A video of her performance quickly made the social media rounds.
The 24-year-old Fant was asked to perform the poem again, this time by Mayor Coleman as part of the fanfare around his State of the City address. She can also be spotted in a couple of recent videos, “Voices of Columbus” and “Columbus Young Artists,” both sponsored by 200 Columbus (and various partners). Just last month she was a “feature” (invited guest) at a Poetry Slam in Detroit. Oddly, all this is happening at a time when the poet has been scaling back on performing. Her main focus these days is graduate school.
This may be news to many; a lot about Barbara Fant may be news. Added so late, her name didn’t make it onto the TEDxColumbus program, let alone her story. To fill things in, I caught up with Fant, finding her in Delaware, Ohio where she is nearing the end of her first year at the Methodist Theological School.
From “Handfuls of Honey” I know, to her, poetry is prayer, and when I ask how she would describe her work she calls it “poetic ministry,” so seminary school would seem to be a simple matter of connecting the dots, but when I ask, she quickly puts me straight. “Not at all, ” she says.
Growing up in Youngstown, Ohio, Fant felt the call to preach at a very young age, and she can’t even remember a time in her life when she wasn’t writing. Yet seminary and slams didn’t come into her life till much later, not until after she moved to Columbus for college. “I come from a church where pastors didn’t go to seminary,” she explains, “I didn’t know what it was!”
It was during her last year at Ohio Dominican (she graduated in 2010 with a degree in English) that she first considered seminary, and it was only a few years before that, when she was about 19, that she first performed her poetry. That night was important. It was an open mic, her first, and afterwards, she’d be at the mic three or four nights a week. But when I ask about when she became a poet, she doesn’t mention the mic, she answers by talking about her mom. “She passed away when I was 15,” Fant shares, “I was angry. I had a hard time talking to people…so I wrote.”
Fant wrote—put my pain on pages, as she says in “Handfuls of Honey”—but she didn’t share. While in Youngstown she learned about open mics, saw some on TV, and she knew that as soon as she could find one and get herself there, that’s when she would start sharing. From there, it was only a matter of months before she was competing.
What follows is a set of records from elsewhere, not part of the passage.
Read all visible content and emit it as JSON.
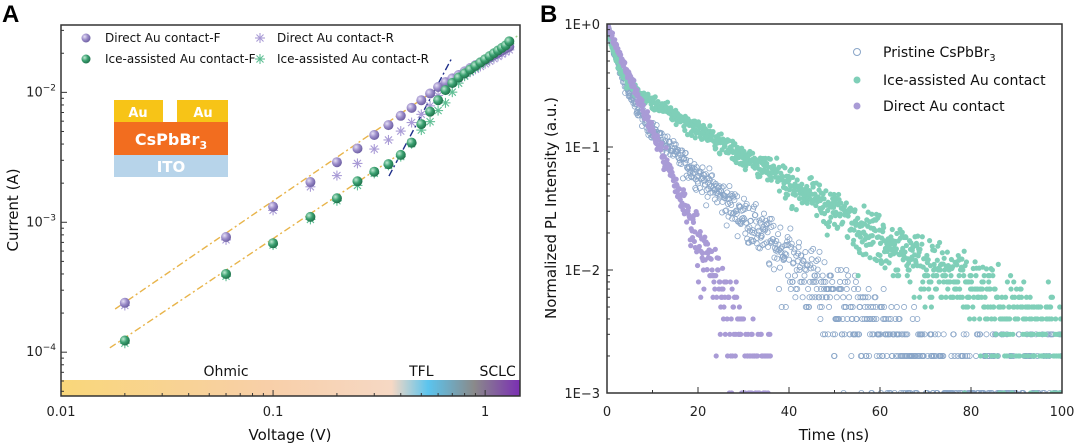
{
  "chart_data": [
    {
      "panel": "A",
      "type": "scatter",
      "xscale": "log",
      "yscale": "log",
      "xlabel": "Voltage (V)",
      "ylabel": "Current (A)",
      "xlim": [
        0.01,
        1.46
      ],
      "ylim": [
        4.6e-05,
        0.033
      ],
      "xticks": [
        {
          "v": 0.01,
          "label": "0.01"
        },
        {
          "v": 0.1,
          "label": "0.1"
        },
        {
          "v": 1,
          "label": "1"
        }
      ],
      "yticks": [
        {
          "v": 0.0001,
          "base": "10",
          "exp": "−4"
        },
        {
          "v": 0.001,
          "base": "10",
          "exp": "−3"
        },
        {
          "v": 0.01,
          "base": "10",
          "exp": "−2"
        }
      ],
      "legend": {
        "placement": "top-left",
        "entries": [
          {
            "label": "Direct Au contact-F",
            "marker": "sphere",
            "color": "#9b8cc9"
          },
          {
            "label": "Direct Au contact-R",
            "marker": "asterisk",
            "color": "#a99bd6"
          },
          {
            "label": "Ice-assisted Au contact-F",
            "marker": "sphere",
            "color": "#3aa070"
          },
          {
            "label": "Ice-assisted Au contact-R",
            "marker": "asterisk",
            "color": "#5fbf94"
          }
        ]
      },
      "series": [
        {
          "name": "Direct Au contact-F",
          "color": "#9b8cc9",
          "x": [
            0.02,
            0.06,
            0.1,
            0.15,
            0.2,
            0.25,
            0.3,
            0.35,
            0.4,
            0.45,
            0.5,
            0.55,
            0.6,
            0.65,
            0.7,
            0.75,
            0.8,
            0.85,
            0.9,
            0.95,
            1.0,
            1.05,
            1.1,
            1.15,
            1.2,
            1.25,
            1.3
          ],
          "y": [
            0.00024,
            0.00077,
            0.00132,
            0.00204,
            0.0029,
            0.0037,
            0.0047,
            0.0056,
            0.0066,
            0.0076,
            0.0087,
            0.0098,
            0.011,
            0.012,
            0.0128,
            0.0136,
            0.0145,
            0.0154,
            0.0162,
            0.017,
            0.0178,
            0.0186,
            0.0194,
            0.0202,
            0.021,
            0.0218,
            0.0225
          ]
        },
        {
          "name": "Direct Au contact-R",
          "color": "#a99bd6",
          "x": [
            0.02,
            0.06,
            0.1,
            0.15,
            0.2,
            0.25,
            0.3,
            0.35,
            0.4,
            0.45,
            0.5,
            0.55,
            0.6,
            0.65,
            0.7,
            0.75,
            0.8,
            0.85,
            0.9,
            0.95,
            1.0,
            1.05,
            1.1,
            1.15,
            1.2,
            1.25,
            1.3
          ],
          "y": [
            0.00025,
            0.0008,
            0.00135,
            0.00205,
            0.0025,
            0.0031,
            0.004,
            0.0047,
            0.0055,
            0.0064,
            0.0074,
            0.0086,
            0.0098,
            0.011,
            0.0122,
            0.0132,
            0.014,
            0.0148,
            0.0156,
            0.0164,
            0.0172,
            0.018,
            0.0188,
            0.0196,
            0.0204,
            0.0212,
            0.022
          ]
        },
        {
          "name": "Ice-assisted Au contact-F",
          "color": "#3aa070",
          "x": [
            0.02,
            0.06,
            0.1,
            0.15,
            0.2,
            0.25,
            0.3,
            0.35,
            0.4,
            0.45,
            0.5,
            0.55,
            0.6,
            0.65,
            0.7,
            0.75,
            0.8,
            0.85,
            0.9,
            0.95,
            1.0,
            1.05,
            1.1,
            1.15,
            1.2,
            1.25,
            1.3
          ],
          "y": [
            0.000123,
            0.0004,
            0.00069,
            0.0011,
            0.00153,
            0.00207,
            0.00245,
            0.0028,
            0.0033,
            0.0041,
            0.0057,
            0.0071,
            0.0087,
            0.0104,
            0.0118,
            0.013,
            0.014,
            0.015,
            0.016,
            0.017,
            0.018,
            0.019,
            0.02,
            0.021,
            0.022,
            0.023,
            0.0247
          ]
        },
        {
          "name": "Ice-assisted Au contact-R",
          "color": "#5fbf94",
          "x": [
            0.02,
            0.06,
            0.1,
            0.15,
            0.2,
            0.25,
            0.3,
            0.35,
            0.4,
            0.45,
            0.5,
            0.55,
            0.6,
            0.65,
            0.7,
            0.75,
            0.8,
            0.85,
            0.9,
            0.95,
            1.0,
            1.05,
            1.1,
            1.15,
            1.2,
            1.25,
            1.3
          ],
          "y": [
            0.000128,
            0.00042,
            0.00073,
            0.00115,
            0.0016,
            0.0021,
            0.0026,
            0.003,
            0.0035,
            0.0044,
            0.0056,
            0.0065,
            0.0075,
            0.0086,
            0.0104,
            0.0122,
            0.0138,
            0.015,
            0.016,
            0.017,
            0.018,
            0.019,
            0.02,
            0.021,
            0.022,
            0.023,
            0.0245
          ]
        }
      ],
      "fit_lines": [
        {
          "name": "ohmic-fit-direct",
          "color": "#e8b44a",
          "style": "dash-dot",
          "x": [
            0.018,
            0.62
          ],
          "y": [
            0.000215,
            0.0112
          ]
        },
        {
          "name": "ohmic-fit-ice",
          "color": "#e8b44a",
          "style": "dash-dot",
          "x": [
            0.017,
            0.4
          ],
          "y": [
            0.000108,
            0.0034
          ]
        },
        {
          "name": "tfl-fit",
          "color": "#1f2f8a",
          "style": "dash-dot",
          "x": [
            0.352,
            0.698
          ],
          "y": [
            0.00227,
            0.0185
          ]
        },
        {
          "name": "sclc-fit",
          "color": "#9fd48a",
          "style": "dotted",
          "x": [
            0.65,
            1.45
          ],
          "y": [
            0.0098,
            0.028
          ]
        }
      ],
      "regions": [
        {
          "label": "Ohmic",
          "x_center": 0.06
        },
        {
          "label": "TFL",
          "x_center": 0.5
        },
        {
          "label": "SCLC",
          "x_center": 1.05
        }
      ],
      "region_bar_colors": [
        "#f9d77a",
        "#f8d0b0",
        "#f6d8c4",
        "#5bc4ee",
        "#8a8a8a",
        "#7b2fb3"
      ],
      "inset": {
        "layers": [
          {
            "label": "Au",
            "role": "electrode-left",
            "color": "#f7c417"
          },
          {
            "label": "Au",
            "role": "electrode-right",
            "color": "#f7c417"
          },
          {
            "label": "CsPbBr",
            "sub": "3",
            "role": "perovskite",
            "color": "#f26d1f"
          },
          {
            "label": "ITO",
            "role": "substrate",
            "color": "#b7d4ea"
          }
        ]
      }
    },
    {
      "panel": "B",
      "type": "scatter",
      "xscale": "linear",
      "yscale": "log",
      "xlabel": "Time (ns)",
      "ylabel": "Normalized PL Intensity (a.u.)",
      "xlim": [
        0,
        100
      ],
      "ylim": [
        0.001,
        1
      ],
      "xticks": [
        {
          "v": 0,
          "label": "0"
        },
        {
          "v": 20,
          "label": "20"
        },
        {
          "v": 40,
          "label": "40"
        },
        {
          "v": 60,
          "label": "60"
        },
        {
          "v": 80,
          "label": "80"
        },
        {
          "v": 100,
          "label": "100"
        }
      ],
      "yticks": [
        {
          "v": 1,
          "label": "1E+0"
        },
        {
          "v": 0.1,
          "label": "1E−1"
        },
        {
          "v": 0.01,
          "label": "1E−2"
        },
        {
          "v": 0.001,
          "label": "1E−3"
        }
      ],
      "legend": {
        "placement": "top-right",
        "entries": [
          {
            "label": "Pristine CsPbBr",
            "sub": "3",
            "marker": "open-circle",
            "color": "#8aa6c8"
          },
          {
            "label": "Ice-assisted Au contact",
            "marker": "filled-circle",
            "color": "#7fcfb8"
          },
          {
            "label": "Direct Au contact",
            "marker": "filled-circle",
            "color": "#a99bd6"
          }
        ]
      },
      "series": [
        {
          "name": "Pristine CsPbBr3",
          "color": "#8aa6c8",
          "marker": "open-circle",
          "decay": {
            "a1": 0.72,
            "tau1": 2.2,
            "a2": 0.28,
            "tau2": 13.0
          },
          "noise_floor": 0.0015,
          "x_range": [
            0,
            100
          ]
        },
        {
          "name": "Ice-assisted Au contact",
          "color": "#7fcfb8",
          "marker": "filled-circle",
          "decay": {
            "a1": 0.62,
            "tau1": 1.6,
            "a2": 0.38,
            "tau2": 20.0
          },
          "noise_floor": 0.0013,
          "x_range": [
            0,
            100
          ]
        },
        {
          "name": "Direct Au contact",
          "color": "#a99bd6",
          "marker": "filled-circle",
          "decay": {
            "a1": 1.0,
            "tau1": 5.0,
            "a2": 0.0,
            "tau2": 1.0
          },
          "noise_floor": 0.001,
          "x_range": [
            0,
            36
          ]
        }
      ]
    }
  ],
  "panels": {
    "a_label": "A",
    "b_label": "B"
  }
}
Both as an individual and team member, she’s won a number of Grand Slams, and two years ago, at 22, she published her first book of poetry, Paint, Inside Out, which won the Cora Craig Author Award for Young Women. She’s slowed the pace a bit now that she is in grad school, but Fant still slams and runs the occasional workshop (she’s worked with Transit Arts and Columbus Collegiate Academy, among other organizations). Most recently, she’s been spending some time in the theater—yes, she also acts.
Her approach to writing poetry, Fant says, is to “paint pictures with words.” With “Today, Beginning Again,” for example, she was drawn to the idea of Columbus as a smart and open city, then starts to break that down: “I’ll ask, what does that look like? Open…bursting…firework…and it goes from there…I try to make it come alive.”
Asked, then, about coming from poetry to preaching and the interplay between the two, she sees some commonality, but also a clear divergence: “Both poems and sermons are journeys that the listener allows me to take them on…But I do not perform sermons. I teach and preach sermons. As I minister through poetry, I am able to give people more of me, my journey and my testimony. As a preacher, I surrender myself to being a minister of the Gospel and I allow only God’s word to shine through.”